Modern.
The podcast is supported by produced by the Ilab at WBUR Boston from the New York Times and WBUR Boston.
This is modern love stories of love, loss, and redemption.
I'm your host, Meghna Chakrabarti.
Two years ago, on Valentine's Day, Amy Krauss Rosenthal finished writing an essay that would eventually be published in the modern Love column.
It was called you may want to marry my husband.
Just ten days after the piece came out, Amy died from ovarian cancer.
Her essay became one of the most widely read in the history of the column.
This past summer, her husband, Jason, wrote his own piece in response.
We'll hear that next week, but today, here's Deborah Winger reading Amy's original essay, you may want to marry my husband.

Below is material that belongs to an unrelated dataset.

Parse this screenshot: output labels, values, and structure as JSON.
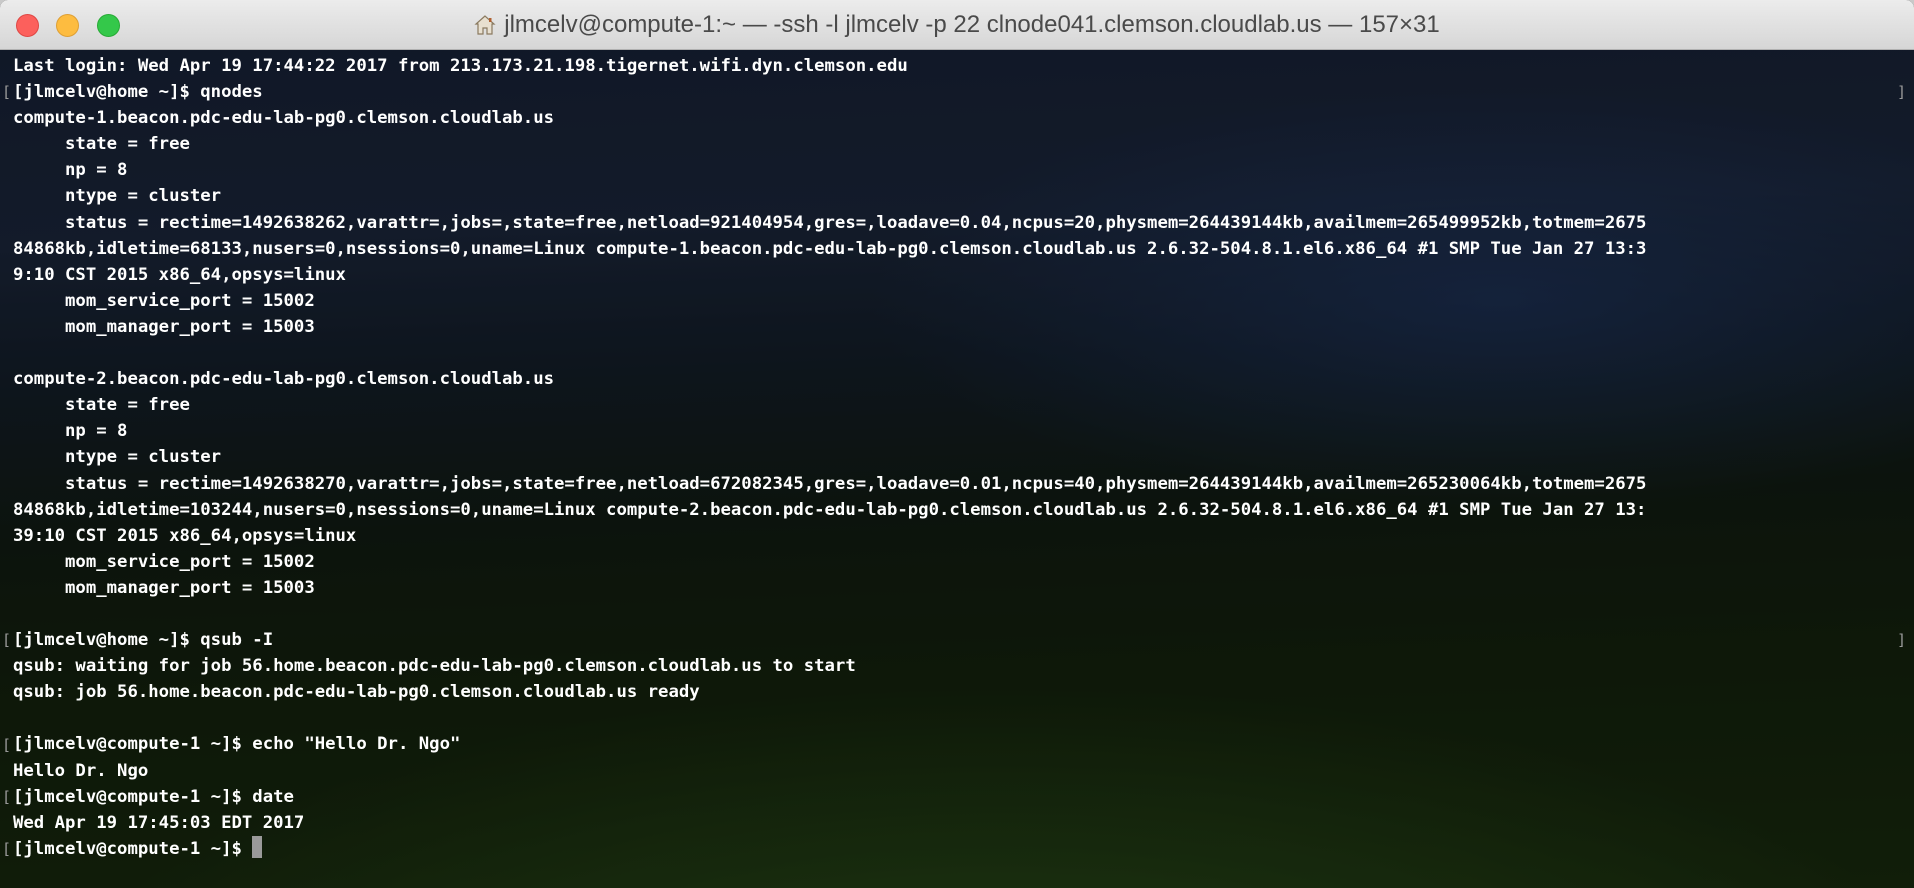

I have been trying to write this for a while, but the morphine and lack of juicy cheeseburgers what has it been now?
Five weeks without real food?
Have drained my energy and interfered with whatever prose prowess remains.
Additionally, the intermittent micro naps that keep whisking me away mid sentence are clearly not propelling my work forward as quickly as I would like, but they are, admittedly, a bit of trippy fun.
Still, I have to stick with it because I'm facing a deadline, in this case, pressing one.
I need to say this and say it right while I have a your attention and b a pulse.
I have been married to the most extraordinary man for 26 years.
I was planning on at least another 26 together.
Want to hear a sick joke?
A husband and wife walk into the emergency room in the late evening on September 5, 2015.